RAS proteins, in active GTP-bound or inactive GDP-bound form, are binary molecular switches controlling cellular responses in signaling pathways including RAS-RAF-MEK-ERK and PI3K/AKT/mTOR. Three RAS genes encode for protein isoforms, namely Kirsten Ras (KRAS), Harvey Ras (HRAS) and Neuroblastoma Ras (NRAS), and KRAS is the most frequently mutated oncogene in humans. Among KRAS mutations, G12D, G12V, and G12C represent the top three most frequently mutated alleles. KRAS G12D mutation is commonly found in pancreatic ductal adenocarcinoma, colorectal cancer, and lung adenocarcinoma. A large percentage of patients harboring KRAS G12D mutation are found without smoking history and with poor response to PD-1 inhibitors. Mutant-selective G12D inhibitors hold promise to benefit large segments of KRAS-driven PDAC patients since KRAS G12D alterations are the most frequently occurring somatic change in PDAC patients (about 40%) who are reported to have an overall 5-year survival rate lower than 10%.

GFH375 is an orally active, potent, highly selective small-molecule KRAS G12D (ON/OFF) inhibitor designed to target the GTP/GDP exchange, thereby disrupting the activation of downstream pathways and effectively inhibiting tumor cell proliferation. Preclinical studies demonstrated that the inhibition of GFH375 on tumor growth is enhanced along with the increase in dosage and duration of treatment; GFH375 also demonstrated low off-target risk in kinase selectivity and safety target assays.

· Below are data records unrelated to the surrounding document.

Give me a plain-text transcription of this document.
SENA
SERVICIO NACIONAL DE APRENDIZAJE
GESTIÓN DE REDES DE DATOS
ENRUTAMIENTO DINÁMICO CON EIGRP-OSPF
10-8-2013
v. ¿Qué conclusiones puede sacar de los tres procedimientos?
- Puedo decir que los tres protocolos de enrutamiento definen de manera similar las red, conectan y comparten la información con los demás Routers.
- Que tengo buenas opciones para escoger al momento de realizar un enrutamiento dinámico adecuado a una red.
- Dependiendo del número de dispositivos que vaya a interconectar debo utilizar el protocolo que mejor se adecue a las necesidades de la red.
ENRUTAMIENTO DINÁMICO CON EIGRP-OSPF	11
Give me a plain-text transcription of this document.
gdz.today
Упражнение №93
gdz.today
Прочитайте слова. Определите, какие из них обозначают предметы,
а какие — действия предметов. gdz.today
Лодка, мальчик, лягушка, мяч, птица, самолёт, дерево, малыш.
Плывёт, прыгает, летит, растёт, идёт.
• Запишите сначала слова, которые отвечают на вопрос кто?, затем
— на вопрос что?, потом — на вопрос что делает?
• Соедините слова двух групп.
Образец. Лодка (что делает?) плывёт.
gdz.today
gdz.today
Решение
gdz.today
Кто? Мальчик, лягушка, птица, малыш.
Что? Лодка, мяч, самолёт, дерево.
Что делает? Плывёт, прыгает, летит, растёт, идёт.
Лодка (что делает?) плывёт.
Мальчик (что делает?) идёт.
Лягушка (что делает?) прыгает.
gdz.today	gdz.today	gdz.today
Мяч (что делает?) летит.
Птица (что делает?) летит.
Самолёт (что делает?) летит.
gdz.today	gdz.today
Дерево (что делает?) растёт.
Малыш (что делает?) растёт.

GenFleet entered into a discovery and development collaboration with Verastem Oncology (Nasdaq: VSTM) to advance three novel oncology discovery programs related to RAS pathway-driven cancers. The risk-sharing structure of the collaboration provides Verastem Oncology a milestone-based option to license up to three compounds. The licenses would give Verastem Oncology development and commercialization rights outside of China while GenFleet would retain rights inside of the Chinese mainland, Hong Kong, Macau, and Taiwan.